Since students have returned to in-person learning and families are being charged for school lunches, parents also want better food options.
POWER BOOST WHEN UNIONS AND COMMUNITIES UNITE
Across the country, more school districts are embracing scratch cooking (freshly cooked meals, using locally sourced ingredients), as part of a food justice movement that empowers communities to have authority over what they eat, how they eat it, and who provides it to them.
JESPA cafeteria workers want to move to this style of food preparation, knowing that higher quality food will benefit their students' health and learning. Parents want the same.
But when the two groups were advocating for healthy school meals separately, zero changes were made to school menus—that all changed when they combined efforts.
“Some parents got ahold of our union and asked us how to get better food that’s more culturally relevant to what they eat at home,” explains Cisneros, adding that some kids wouldn’t eat the calzone because the word is too closely associated with the Spanish word calzones, which means underwear.
She adds, “Parents were upset and didn't know what steps to take. They joined us and the Coloradans for the Common Good, … and, together, we set up a game plan.” JESPA is a member of Coloradans for the Common Good, a broad-based organization comprised of over 30 local institutions, including congregations, unions, non-profits, and neighborhood organizations, committed to the common good of all people.
The Strategies Behind The Win
The game plan was to grow their network of support among the community, partner with groups familiar with farm-to-table approaches, visit other districts that were serving healthy foods, and push their elected officials or any candidate running for office, at the time, to publicly support JESPA’s efforts.
Over time, more parents, students, teachers, education support professionals, and elected officials joined JESPA’s healthy foods students deserve campaign.
JESPA settled their contract this past June and successfully negotiated a pilot program that will replace junk food and highly processed prepackaged food with healthier, scratch-cooked options. Plus, menu creation will include parent and student voice and will have more culturally relevant options. The pilot will start in three schools: an elementary, middle, and high school.

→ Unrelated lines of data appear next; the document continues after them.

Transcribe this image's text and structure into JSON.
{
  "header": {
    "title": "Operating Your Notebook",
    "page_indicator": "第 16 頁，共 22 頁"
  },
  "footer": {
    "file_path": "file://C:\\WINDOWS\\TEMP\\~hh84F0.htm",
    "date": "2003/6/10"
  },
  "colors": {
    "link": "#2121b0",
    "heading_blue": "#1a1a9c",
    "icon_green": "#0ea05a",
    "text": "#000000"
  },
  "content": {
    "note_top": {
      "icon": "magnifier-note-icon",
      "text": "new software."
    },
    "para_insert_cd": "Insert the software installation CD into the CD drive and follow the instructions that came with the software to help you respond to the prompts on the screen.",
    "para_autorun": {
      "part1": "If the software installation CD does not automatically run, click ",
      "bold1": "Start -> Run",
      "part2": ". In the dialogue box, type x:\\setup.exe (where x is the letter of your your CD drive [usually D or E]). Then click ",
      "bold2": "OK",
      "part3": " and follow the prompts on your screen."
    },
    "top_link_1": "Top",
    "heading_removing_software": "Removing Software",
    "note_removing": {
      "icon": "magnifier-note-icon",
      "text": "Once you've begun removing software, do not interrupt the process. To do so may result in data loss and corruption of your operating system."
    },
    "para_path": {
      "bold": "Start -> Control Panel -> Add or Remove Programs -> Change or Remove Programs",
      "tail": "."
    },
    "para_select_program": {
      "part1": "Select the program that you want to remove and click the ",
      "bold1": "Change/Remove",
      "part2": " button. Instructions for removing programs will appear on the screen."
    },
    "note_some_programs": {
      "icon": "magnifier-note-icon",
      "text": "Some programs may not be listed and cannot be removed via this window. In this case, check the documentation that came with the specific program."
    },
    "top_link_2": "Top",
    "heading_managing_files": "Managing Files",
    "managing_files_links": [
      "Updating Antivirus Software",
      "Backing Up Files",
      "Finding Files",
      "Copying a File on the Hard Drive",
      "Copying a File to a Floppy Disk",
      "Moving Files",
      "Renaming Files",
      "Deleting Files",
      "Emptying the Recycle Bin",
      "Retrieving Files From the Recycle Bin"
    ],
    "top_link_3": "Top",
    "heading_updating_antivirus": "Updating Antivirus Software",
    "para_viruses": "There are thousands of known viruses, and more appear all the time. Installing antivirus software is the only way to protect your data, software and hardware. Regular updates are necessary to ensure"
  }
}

While the menu is still in progress, Cisneros hopes to serve quesadillas, enchiladas, or homemade burritos, instead of frozen burritos in a packet.
“We realized that we have more power together, … and we couldn’t have done this without the support from our parents and community,” she adds.
It Gets Better
During the bargaining process, JESPA and partners like Coloradans for the Common Good joined with Hunger Free Colorado and more partners, connected with their state legislators to support a Healthy School Meals for All proposition (Proposition FF) that would provide free school meals to all Colorado public school students.
A big push is currently underway by the Biden administration to make this a reality by supporting a path to universal school meals, an effort applauded by schools, anti-hunger groups, and social justice activists.
Colorado voters approved the proposition during the 2022 midterm election. In addition to free breakfast and lunch for students, the measure will generate enough funding to pay for food workers and bring in quality food.
Between the pilot program and the proposition, Colorado is poised to usher in a wave of healthy, sustainable food for all students.